Do a couple of things along the way:

● Clean up the comments -- all lowercase and stripped of punctuation/numbers. This makes it easier to find positive/negative words from your lists.

● Create a scatterplot -- we want to see a trend over time; have we gotten more or less chill? The file is not in the order we want, though, because it goes new-to-old, and we want old-to-new.

 

Assuming your sentiment scores are in a list, use python’s reverse() function to flip the order so it goes old-to-new.  For each comment, plot its sentiment score as the y-value and its position in the list as the x-value. Use different colors for positive (> 0), negative (< 0), and neutral sentiment scores. For full credit, your plot must include appropriate titles, labels, and a legend.

 

Remaining Problems (one file total):

● Filename: wheel.py

● Data file: puzz.txt

 

Download the txt file linked above. It contains a whole bunch of puzzles from America’s favorite game show... Wheel! Of! Fortune! Each line of the file has one puzzle (a word or phrase, possibly including punctuation). The file contains a mix of upper- and lower-case, so we suggest putting everything in upper-case for consistency.

 

For this homework, you’ll re-create the end-of-game “Bonus Puzzle”, where one contestant competes.
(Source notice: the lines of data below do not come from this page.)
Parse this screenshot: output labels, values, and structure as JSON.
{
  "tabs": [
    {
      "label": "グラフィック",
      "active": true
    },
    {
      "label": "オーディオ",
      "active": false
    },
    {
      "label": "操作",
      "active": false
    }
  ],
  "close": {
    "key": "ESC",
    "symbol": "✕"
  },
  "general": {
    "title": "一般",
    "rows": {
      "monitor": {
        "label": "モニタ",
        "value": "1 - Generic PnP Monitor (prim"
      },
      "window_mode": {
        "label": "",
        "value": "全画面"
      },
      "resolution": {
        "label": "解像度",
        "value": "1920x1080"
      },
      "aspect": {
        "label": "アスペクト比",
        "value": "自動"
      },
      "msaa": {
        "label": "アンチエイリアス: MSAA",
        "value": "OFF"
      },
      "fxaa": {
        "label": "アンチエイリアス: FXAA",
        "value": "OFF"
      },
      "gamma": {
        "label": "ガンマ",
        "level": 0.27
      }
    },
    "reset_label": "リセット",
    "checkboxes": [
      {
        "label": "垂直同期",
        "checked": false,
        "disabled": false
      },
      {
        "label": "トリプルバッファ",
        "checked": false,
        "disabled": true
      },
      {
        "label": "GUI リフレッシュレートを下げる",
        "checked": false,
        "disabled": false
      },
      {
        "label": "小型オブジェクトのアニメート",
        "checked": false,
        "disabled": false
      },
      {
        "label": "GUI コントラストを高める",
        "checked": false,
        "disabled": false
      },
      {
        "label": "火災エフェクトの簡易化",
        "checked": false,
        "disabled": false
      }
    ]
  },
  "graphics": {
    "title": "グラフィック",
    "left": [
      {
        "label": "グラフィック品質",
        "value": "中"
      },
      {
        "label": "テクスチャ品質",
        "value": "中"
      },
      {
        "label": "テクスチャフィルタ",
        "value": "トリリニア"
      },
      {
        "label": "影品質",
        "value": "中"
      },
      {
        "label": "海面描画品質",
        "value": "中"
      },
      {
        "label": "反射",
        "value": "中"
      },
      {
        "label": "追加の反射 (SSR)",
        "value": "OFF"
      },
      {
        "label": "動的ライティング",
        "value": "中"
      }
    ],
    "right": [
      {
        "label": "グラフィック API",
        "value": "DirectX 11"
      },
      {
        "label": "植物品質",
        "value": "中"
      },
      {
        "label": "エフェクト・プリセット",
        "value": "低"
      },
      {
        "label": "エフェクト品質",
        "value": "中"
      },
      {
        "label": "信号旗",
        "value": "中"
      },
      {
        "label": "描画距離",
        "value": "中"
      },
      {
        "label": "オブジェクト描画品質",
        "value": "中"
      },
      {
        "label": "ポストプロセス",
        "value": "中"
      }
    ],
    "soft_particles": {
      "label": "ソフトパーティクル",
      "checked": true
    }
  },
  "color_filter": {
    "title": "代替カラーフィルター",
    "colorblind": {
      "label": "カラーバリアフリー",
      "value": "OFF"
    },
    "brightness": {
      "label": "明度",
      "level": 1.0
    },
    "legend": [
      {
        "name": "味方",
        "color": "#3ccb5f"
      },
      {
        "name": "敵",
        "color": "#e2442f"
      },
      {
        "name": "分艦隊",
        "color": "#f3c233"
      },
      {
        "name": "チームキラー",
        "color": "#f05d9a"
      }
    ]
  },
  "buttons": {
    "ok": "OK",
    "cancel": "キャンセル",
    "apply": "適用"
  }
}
1. The puzzle is displayed, with 5 common English letters revealed: R, S, T, L, N and E. The remaining letters are displayed as blanks.

2. The contestant guesses 3 more consonants and 1 more vowel. These letters are then revealed.

3. The contestant attempts to guess the puzzle.

 

Problem 2 - Letter Frequencies

 

Prof. Rachlin is going on Wheel of Fortune and knows he won’t do very well, so you agree to help him cheat. You’ll help him pick the 3 extra consonants and one extra vowel. You figure, the more common a letter is among all puzzles, the more likely it is to show up.

 

Therefore, to help John out you need to:

● Compute the most common letters -- in particular, the 3 most common consonants and 1 most common vowel. These should NOT include R, S, T, L, N, or E, since they’re already covered.

● Print out your answers so we know the letters you’ll be revealing.

 

Problem 3 -  Let’s Play Our Game!

 

Prof. Rachlin is on the game show, and it’s time for the bonus puzzle! Your program should now...

● Pick a puzzle from the file at random.

● Display R, S, T, L, N, and E where needed but blanks otherwise.

 

Then, help him cheat: Based on part 2, you know the 3 most common consonants and 1 most common vowel over all puzzles. Reveal those letters as well.

 

Finally, let Prof. Rachlin guess the puzzle based on what’s displayed now. He gets only one chance to guess; tell him if he’s right or wrong.

 

Here’s an example of our program running. Note that the punctuation from the original puzzle is displayed, and it was fine for the player to type in lowercase even though the puzzle is all in uppercase. John lost, but I think the actual puzzle was weird (what even is “nanki-poo”?)